Gustav Adolph Lammers (26 May 1802 – 2 May 1878) was a Norwegian priest, architect, artist and member of parliament. He founded the country's first dissenter congregation, the first church to officially break away from the Church of Norway.

==Biography==
Lammers was born in Copenhagen, Denmark. He was the son of Ernst Anton Henrik Lammers (1770–1847) and Seriane Magdalena Hagen (1773–1843). His father was a Generalmajor. From 1818, he was a student of Hans Linstow at the State Craft and Art Industry School (Statens håndverks- og kunstindustriskole) in Christiania (now Oslo), Norway, which he combined with studies in theology. He took his examen artium in 1821 and earned his cand. theol. at the University of Christiania in 1825.

He was a priest at the Hospital Church in Trondheim from 1827 to 1835, during which time he was influenced by pietist and Moravian views and came to know Bishop Peder Olivarius Bugge. Lammers was then appointed parish priest in Bamble Municipality. From 1839 to 1844, he was the parliamentary representative at the Storting for the County of Bratsberg (now Telemark). He served as the architect of the newly constructed Bamble Church which was built in 1845 in Gothic revival style. He also designed Hisøy Church in Arendal Municipality (1846–1849), Tanum Church in Larvik Municipality (1848–1850) and a chapel in Skien (1850). Additionally he designed altarpieces for a number of churches including Bakke Church in Trondheim (1833), Bamble Church (1845), Fiskum Church in Øvre Eiker Municipality (1866) and Bø Church in Telemark (1866).

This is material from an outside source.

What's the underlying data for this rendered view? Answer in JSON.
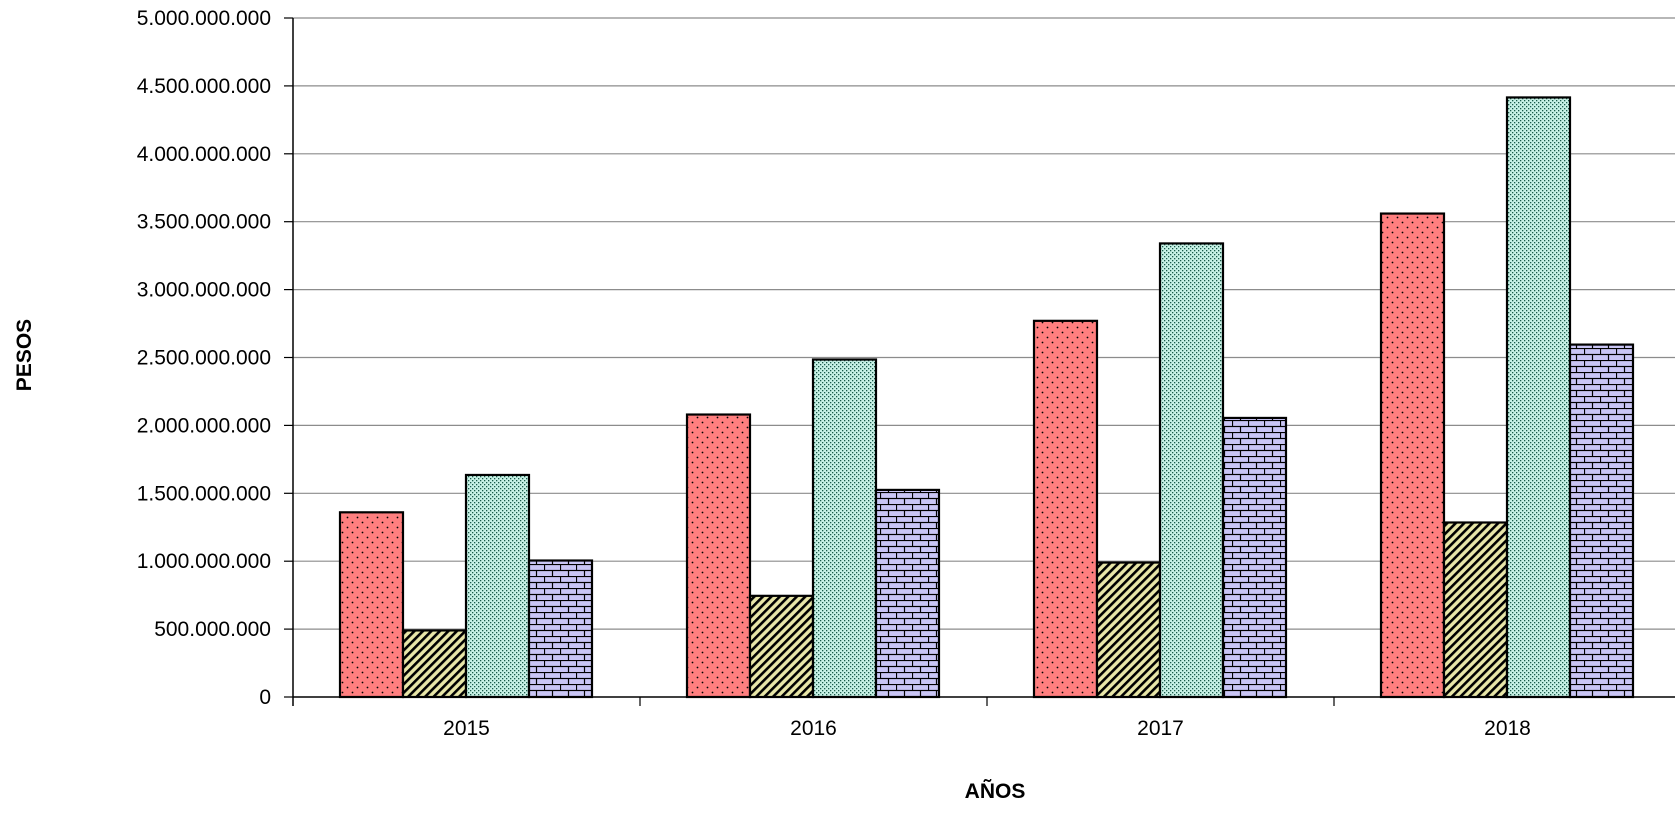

While studying in Germany, Lammers had a religious experience. Upon returning to Norway, he came into contact with a like-minded family focusing on prayer and the reading of the scriptures.

In 1845, the Dissenter Act was passed, allowing Christian church gatherings for services other than those of the Church of Norway. Lammers was ordained head minister (sogneprest) of Christians Church in Skien, but left the Church of Norway in July 1856. Andreas Hauge, son of the more well-known Hans Nielsen Hauge, then took over as head minister in Skien. Lammers then started Den frie apostolisk-christelige Menighed ('the Free Apostolic Christian Congregation'), the first dissenter congregation to break with the Church of Norway. The same year, he also published Forsvar for den frie apostolisk christelige Menighed og dens Forfatnings Grundtræk ('Defense of the Free Apostolic Christian Congregation and its ). Within several years, there were Lammers free churches and groups in some twenty locations in the country. After members of the new congregation began to practice rebaptism, Lammers returned to the state church in 1860. The congregation was dissolved in 1874.

Artistic interests took a greater place in Lammer's life after this. He also published several collections of hymns, including Christelig Psalmebog (Skien, 1852). He is buried at Lie Cemetery in Skien.

==Personal life==
In 1829, he married Henriette Nicoline Rode (1810–1898), daughter of military officer Hans Henrik Rode. Lammers was the uncle of singer Thorvald Lammers.

== Influence ==
The Mission Covenant Church of Norway considers Lammers one of its founders. Lammers was noted by Henrik Ibsen as an influence for the character of Brand in the play of the same name.